If it looks like data exposure:

  • Disable the affected connector/source (e.g. stop indexing or querying the dataset).  
  • Restrict access to the AI feature to a smaller group until understood.  

If it looks like prompt injection:

  • Block/strip the malicious content source (document/URL/email) and prevent it being retrieved again.  
  • Add temporary guardrails: higher scrutiny, stricter output filtering, or human approval gates.  

If it looks like agent/tool abuse:

  • Disable tool access (or switch to read-only tools) and require approvals for high-impact actions.  
  • Revoke/rotate tokens and credentials used by the agent’s connectors.  

If it looks like insecure output handling:

  • Disable any feature that renders/executes output (HTML preview, script execution, query execution) until outputs are sanitised/encoded.  

If it looks like supply chain compromise:

  • Disable the suspicious plugin/tool/platform integration immediately.  
  • Rotate keys/tokens the integration could have accessed and monitor for misuse.  

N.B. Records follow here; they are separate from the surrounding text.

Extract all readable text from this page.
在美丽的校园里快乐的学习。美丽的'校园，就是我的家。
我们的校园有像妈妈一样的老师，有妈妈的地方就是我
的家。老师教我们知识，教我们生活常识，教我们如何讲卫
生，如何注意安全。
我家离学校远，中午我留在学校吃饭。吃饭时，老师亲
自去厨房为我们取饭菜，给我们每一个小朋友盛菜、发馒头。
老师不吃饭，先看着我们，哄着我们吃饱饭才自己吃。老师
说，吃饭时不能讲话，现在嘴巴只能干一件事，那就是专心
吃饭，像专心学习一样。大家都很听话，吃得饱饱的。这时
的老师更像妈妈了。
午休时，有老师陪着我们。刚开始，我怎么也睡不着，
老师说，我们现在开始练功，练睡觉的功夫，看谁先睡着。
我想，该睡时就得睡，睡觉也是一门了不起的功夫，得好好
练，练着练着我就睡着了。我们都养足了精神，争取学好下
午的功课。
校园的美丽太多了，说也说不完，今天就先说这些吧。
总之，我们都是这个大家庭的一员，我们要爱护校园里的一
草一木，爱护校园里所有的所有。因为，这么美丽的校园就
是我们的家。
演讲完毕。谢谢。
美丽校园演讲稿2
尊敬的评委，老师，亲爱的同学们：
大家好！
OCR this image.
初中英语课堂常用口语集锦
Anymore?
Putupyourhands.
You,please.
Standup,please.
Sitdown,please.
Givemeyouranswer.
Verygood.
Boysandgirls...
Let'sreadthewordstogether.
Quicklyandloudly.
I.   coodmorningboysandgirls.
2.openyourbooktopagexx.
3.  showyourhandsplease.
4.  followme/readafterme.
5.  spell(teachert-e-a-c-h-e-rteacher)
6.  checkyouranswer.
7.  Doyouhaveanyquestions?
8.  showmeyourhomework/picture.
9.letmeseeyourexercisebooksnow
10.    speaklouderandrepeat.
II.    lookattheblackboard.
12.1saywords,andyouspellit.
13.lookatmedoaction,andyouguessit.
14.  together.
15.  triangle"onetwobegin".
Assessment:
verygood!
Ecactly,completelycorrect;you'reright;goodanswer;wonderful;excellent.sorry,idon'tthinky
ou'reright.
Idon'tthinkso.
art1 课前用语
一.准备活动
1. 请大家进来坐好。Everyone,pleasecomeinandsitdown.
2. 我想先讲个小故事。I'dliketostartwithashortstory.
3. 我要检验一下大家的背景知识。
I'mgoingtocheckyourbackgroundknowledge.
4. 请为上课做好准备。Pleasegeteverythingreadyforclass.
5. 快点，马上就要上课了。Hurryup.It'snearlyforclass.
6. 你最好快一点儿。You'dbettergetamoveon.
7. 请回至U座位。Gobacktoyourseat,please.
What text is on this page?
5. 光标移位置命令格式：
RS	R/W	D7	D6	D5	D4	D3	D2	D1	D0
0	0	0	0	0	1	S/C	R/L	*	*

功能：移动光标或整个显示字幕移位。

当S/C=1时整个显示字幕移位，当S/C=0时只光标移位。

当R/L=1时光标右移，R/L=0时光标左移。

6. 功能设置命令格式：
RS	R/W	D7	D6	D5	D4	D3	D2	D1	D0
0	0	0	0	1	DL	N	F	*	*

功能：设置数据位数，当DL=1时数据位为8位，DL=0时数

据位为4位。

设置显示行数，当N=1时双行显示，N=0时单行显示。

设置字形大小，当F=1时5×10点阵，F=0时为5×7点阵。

Tip: Containment should be reversible and prioritise stopping ongoing harm first. This aligns with standard incident response outcomes (detect → respond → recover).  

Step 4 — Scope the incident  

Use the logs you collected to answer: 

  • Which users/sessions were involved?  
  • What prompts were used (or what content was retrieved)?  
  • Which documents/records were accessed?  
  • Which tools were called and what actions occurred?  
  • Was data sent externally (emails, webhooks, uploads)?  
  • Were there configuration changes (plugins enabled, permissions broadened)?  

Step 5 — Eradicate and recover  

Typical recovery steps include: 

  • Patch/update affected components (including AI orchestration layers, connectors, and dependencies).  
  • Reset credentials/tokens and reduce permissions (least privilege).  
  • Restore from known good state if data integrity was impacted.  
  • Re-enable features gradually with stronger controls (approvals, filtering, monitoring). 

 

Building your incident response

A) Prepare

  • Identify critical systems and data your AI tools can access. 
  • Maintain contact lists and escalation routes (IT provider, vendors, CSC reporting, regulator if relevant).  
  • Define how to disable or isolate AI features quickly.

B) Enable evidence collection

  • Centralise logs and ensure sufficient retention to investigate.  
  • Ensure logs are protected from unauthorised access/modification.  

C) Test your response

  • Run tabletop exercises: prompt injection scenario, data disclosure scenario, compromised connector scenario.